The news contained in a press release from the International Air Transport Association (IATA) today was largely negative, detailing how a European financial meltdown could seriously damage profitability for the entire industry.
However, while the group rolled back 2012 profit predictions, their relatively rosy outlook for North American carriers helped push several airline stocks higher.
Concerns About Europe Crashing and Burning
For anyone keeping a tally on new ways the debt crisis in Europe might ripple across the global economy, the IATA press release gave you another one to mark down. The release amended previous profit forecasts for 2012 from $4.9 billion to $3.5 billion with profit margins falling to 0.6 percent. While the 2011 projections remained steady at $6.9 billion for the year, concerns about a depressed market for flights in Europe is clearly a major concern. “The biggest risk facing airline profitability over the next year is the economic turmoil that would result from a failure of governments to resolve the Eurozone sovereign debt crisis. Such an outcome could lead to losses of over $8 billion—the largest since the 2008 financial crisis,” said Tony Tyler, IATA’s Director General and CEO.

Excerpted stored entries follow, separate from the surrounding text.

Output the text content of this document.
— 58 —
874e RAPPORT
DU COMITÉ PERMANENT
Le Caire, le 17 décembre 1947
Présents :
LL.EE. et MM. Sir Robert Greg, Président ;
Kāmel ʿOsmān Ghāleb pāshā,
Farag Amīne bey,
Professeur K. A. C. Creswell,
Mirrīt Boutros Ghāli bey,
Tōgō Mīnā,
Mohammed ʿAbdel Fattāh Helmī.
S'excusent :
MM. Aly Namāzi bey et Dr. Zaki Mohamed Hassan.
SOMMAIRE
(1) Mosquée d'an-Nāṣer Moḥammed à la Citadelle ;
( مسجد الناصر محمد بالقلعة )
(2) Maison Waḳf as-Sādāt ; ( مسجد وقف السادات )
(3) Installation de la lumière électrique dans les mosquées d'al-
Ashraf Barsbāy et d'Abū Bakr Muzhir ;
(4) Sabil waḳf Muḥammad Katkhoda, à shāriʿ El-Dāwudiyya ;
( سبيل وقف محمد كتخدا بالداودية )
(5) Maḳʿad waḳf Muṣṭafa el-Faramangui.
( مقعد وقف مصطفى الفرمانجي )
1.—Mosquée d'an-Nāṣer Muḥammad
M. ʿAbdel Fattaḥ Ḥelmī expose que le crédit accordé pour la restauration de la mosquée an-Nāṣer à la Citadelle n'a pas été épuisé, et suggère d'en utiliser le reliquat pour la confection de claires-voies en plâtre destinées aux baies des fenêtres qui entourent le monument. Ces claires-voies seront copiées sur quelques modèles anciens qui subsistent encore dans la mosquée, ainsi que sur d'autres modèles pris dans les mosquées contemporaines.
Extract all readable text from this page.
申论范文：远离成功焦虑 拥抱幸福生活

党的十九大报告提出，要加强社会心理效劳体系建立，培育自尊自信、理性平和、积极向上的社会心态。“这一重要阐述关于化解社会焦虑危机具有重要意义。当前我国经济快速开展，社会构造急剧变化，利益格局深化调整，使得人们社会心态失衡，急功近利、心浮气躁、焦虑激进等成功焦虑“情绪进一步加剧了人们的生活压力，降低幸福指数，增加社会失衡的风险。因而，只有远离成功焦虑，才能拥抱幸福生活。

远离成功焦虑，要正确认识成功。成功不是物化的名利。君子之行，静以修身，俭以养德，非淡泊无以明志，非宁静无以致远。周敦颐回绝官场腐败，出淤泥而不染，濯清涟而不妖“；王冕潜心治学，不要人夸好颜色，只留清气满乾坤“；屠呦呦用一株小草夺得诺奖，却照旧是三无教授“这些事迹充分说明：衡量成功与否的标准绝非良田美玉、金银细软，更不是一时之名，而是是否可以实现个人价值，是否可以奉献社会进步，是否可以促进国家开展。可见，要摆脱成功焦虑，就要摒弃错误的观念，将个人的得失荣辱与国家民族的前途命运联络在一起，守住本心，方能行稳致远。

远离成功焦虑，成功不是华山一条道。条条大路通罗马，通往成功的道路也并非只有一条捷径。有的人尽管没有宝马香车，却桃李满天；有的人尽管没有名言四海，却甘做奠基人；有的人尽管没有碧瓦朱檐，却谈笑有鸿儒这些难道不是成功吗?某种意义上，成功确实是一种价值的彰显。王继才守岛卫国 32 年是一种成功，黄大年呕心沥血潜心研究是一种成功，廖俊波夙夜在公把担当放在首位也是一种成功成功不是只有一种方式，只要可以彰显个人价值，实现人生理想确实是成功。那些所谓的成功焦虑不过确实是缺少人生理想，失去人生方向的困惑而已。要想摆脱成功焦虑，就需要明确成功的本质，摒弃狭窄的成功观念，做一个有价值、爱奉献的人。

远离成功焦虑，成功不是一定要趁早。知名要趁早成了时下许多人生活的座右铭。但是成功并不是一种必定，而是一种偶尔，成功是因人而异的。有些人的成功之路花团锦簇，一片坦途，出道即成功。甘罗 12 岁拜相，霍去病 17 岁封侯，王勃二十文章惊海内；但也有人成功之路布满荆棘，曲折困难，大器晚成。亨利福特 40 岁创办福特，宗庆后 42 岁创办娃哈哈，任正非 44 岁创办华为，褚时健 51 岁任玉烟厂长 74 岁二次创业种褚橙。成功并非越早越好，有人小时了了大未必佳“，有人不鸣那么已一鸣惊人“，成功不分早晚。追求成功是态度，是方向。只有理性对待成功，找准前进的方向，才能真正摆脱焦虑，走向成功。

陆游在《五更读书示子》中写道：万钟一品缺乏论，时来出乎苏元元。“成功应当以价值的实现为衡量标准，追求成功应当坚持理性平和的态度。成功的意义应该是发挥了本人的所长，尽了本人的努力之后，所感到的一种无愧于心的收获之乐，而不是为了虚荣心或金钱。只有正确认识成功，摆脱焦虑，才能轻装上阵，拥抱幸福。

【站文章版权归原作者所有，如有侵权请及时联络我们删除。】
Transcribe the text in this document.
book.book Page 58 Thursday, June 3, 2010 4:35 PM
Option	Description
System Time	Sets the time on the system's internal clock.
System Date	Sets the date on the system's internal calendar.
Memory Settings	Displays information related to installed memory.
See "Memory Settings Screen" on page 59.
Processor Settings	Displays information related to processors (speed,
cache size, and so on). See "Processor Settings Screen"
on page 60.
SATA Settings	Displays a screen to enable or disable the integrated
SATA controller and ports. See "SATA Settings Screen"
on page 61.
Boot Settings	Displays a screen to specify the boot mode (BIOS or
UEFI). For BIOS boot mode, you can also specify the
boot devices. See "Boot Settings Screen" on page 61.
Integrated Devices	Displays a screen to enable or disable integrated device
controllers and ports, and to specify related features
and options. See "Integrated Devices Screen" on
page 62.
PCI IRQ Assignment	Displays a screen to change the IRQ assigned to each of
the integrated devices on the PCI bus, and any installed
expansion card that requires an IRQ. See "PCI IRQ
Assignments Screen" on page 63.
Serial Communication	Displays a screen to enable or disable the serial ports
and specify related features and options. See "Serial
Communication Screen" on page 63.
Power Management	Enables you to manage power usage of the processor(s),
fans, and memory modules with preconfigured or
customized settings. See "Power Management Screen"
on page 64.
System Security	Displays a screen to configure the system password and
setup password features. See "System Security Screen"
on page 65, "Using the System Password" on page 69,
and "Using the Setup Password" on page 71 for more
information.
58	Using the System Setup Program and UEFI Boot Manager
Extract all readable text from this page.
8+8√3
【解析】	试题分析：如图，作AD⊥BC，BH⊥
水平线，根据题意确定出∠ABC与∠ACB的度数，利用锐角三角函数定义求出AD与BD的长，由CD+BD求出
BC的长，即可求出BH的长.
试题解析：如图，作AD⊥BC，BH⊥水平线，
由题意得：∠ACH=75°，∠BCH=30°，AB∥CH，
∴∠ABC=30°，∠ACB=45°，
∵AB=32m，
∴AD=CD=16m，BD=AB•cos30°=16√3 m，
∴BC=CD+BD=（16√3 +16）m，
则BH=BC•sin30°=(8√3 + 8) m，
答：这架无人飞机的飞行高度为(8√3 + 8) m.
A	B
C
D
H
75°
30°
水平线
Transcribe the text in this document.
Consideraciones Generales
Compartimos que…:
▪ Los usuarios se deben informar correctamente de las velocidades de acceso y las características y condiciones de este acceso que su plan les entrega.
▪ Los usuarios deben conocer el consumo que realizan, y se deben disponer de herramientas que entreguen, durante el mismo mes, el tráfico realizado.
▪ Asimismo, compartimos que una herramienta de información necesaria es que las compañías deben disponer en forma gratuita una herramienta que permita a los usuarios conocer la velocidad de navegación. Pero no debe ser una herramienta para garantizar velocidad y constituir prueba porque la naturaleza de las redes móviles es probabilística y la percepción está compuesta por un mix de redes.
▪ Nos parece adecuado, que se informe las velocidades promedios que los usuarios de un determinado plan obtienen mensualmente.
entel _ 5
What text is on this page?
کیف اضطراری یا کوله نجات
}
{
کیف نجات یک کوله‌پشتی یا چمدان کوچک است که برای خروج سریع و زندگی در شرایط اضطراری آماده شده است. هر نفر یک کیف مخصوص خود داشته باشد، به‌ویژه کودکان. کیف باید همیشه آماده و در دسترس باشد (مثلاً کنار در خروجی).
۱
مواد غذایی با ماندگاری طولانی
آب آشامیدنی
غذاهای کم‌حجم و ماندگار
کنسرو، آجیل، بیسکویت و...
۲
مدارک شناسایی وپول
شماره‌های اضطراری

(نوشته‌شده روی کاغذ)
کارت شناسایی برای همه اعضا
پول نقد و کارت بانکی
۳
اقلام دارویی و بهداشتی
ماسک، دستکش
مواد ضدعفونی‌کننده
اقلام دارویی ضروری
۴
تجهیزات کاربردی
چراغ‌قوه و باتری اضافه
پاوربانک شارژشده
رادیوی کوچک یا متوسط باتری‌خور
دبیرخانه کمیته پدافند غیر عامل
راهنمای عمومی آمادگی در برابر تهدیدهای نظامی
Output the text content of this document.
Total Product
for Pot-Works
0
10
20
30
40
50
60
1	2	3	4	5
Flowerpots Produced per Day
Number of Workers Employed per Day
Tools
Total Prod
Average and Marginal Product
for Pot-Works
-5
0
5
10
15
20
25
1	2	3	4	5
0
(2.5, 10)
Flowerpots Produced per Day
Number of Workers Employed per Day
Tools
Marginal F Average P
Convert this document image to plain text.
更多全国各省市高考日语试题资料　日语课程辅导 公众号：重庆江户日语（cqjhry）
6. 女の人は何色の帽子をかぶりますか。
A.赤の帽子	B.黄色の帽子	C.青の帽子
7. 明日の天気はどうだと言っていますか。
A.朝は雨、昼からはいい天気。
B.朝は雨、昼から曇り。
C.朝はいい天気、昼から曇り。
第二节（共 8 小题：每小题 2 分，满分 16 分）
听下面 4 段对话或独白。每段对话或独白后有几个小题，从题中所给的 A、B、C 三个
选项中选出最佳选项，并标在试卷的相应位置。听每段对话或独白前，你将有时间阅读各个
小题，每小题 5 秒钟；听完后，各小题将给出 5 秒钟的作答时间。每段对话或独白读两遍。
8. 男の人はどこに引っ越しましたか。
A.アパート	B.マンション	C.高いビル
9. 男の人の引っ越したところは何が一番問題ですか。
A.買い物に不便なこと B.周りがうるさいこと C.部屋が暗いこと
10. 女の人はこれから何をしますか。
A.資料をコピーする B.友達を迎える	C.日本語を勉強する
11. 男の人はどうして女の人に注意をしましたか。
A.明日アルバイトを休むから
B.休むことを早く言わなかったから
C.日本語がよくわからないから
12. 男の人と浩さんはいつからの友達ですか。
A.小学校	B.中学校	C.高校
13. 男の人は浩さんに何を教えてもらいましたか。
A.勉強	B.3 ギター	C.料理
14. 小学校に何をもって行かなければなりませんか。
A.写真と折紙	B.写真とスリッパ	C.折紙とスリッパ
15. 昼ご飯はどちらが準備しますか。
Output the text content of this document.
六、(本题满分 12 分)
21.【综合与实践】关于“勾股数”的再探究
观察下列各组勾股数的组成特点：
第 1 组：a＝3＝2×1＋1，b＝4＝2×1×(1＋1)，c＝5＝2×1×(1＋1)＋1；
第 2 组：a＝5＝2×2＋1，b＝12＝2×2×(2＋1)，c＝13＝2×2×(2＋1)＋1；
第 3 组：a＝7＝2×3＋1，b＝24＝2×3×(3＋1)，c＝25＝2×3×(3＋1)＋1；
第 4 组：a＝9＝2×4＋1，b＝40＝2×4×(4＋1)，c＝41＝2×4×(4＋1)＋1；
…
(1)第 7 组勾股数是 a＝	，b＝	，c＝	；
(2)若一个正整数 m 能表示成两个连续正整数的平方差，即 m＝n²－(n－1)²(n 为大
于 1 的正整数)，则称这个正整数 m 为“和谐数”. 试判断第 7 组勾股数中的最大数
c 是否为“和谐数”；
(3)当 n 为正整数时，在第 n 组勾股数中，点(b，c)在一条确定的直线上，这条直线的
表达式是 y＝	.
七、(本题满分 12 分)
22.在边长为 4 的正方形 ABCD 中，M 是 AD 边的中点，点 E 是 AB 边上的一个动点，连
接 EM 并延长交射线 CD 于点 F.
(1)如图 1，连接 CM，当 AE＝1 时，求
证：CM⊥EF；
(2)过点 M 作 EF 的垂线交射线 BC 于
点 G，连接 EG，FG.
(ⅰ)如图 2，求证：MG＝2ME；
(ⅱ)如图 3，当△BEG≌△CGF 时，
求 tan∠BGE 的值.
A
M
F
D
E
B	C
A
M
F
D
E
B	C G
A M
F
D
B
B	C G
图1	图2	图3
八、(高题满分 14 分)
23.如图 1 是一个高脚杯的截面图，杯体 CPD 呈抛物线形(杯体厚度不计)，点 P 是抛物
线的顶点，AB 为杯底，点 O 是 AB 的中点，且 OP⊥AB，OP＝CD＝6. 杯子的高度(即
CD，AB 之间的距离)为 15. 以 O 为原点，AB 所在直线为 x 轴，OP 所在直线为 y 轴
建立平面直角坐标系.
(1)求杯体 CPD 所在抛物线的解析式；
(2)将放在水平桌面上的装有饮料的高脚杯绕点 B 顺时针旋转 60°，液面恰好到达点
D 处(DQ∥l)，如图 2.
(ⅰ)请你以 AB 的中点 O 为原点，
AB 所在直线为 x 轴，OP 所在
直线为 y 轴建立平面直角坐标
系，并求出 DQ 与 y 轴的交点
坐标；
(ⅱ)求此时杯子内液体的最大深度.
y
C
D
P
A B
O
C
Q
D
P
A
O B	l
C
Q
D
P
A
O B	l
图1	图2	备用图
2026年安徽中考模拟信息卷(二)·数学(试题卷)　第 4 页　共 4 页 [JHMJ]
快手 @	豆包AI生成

North American Fliers See Blue(r) Skies
While the outlook for the global market was clearly negative, the IATA's assessment of the future for North American fliers helped push up several airline stocks. The IATA release states that "North American carriers are in a much more benign environment. They have seen yield and load factor improvements as a result of tight capacity management, which has improved profitability to $2.0 billion (up from the previously forecast $1.5 billion). The US economy has also grown at a faster pace than Europe. This gives the region the strongest EBIT margin of 3.2%." The uptick in the profit forecasts for 2011 clearly caught the eye of investors as several major airlines made gains. US Airways Group, Inc. (LCC) gained over 4.5 percent, while Spirit Airlines Incorporated (SAVE) gained over 2.3 percent and United Continental Holdings, Inc. (UAL) gained over 1.8 percent. Discount and regional airlines appeared to fare even better, with JetBlue Airways Corporation (JBLU) gaining over 5 percent and Republic Airways Holdings Inc. (RJET) jumping over 6 percent.
American Shares Jump
The biggest gainer amongst airline stocks, though, was AMR Corporation (AMR), the holding company that owns American Airlines. Share leapt over 60 percent in value in early trading before sliding off slightly in the afternoon to a gain of just under 55 percent. This comes after American declared bankruptcy on November 29th, a move that caused shares to gap down over 80 percent that day. Now, American shares are in the midst of a strong two day rally, gaining over 180 percent since market close Friday. The reasons for the major upward swing aren't entirely clear. Rumors persist about US Airways making plans to buy the ailing American airlines, but there's nothing concrete as of yet. There's also the possibility that shares are simply following a trajectory that's sometimes common to major bankruptcies.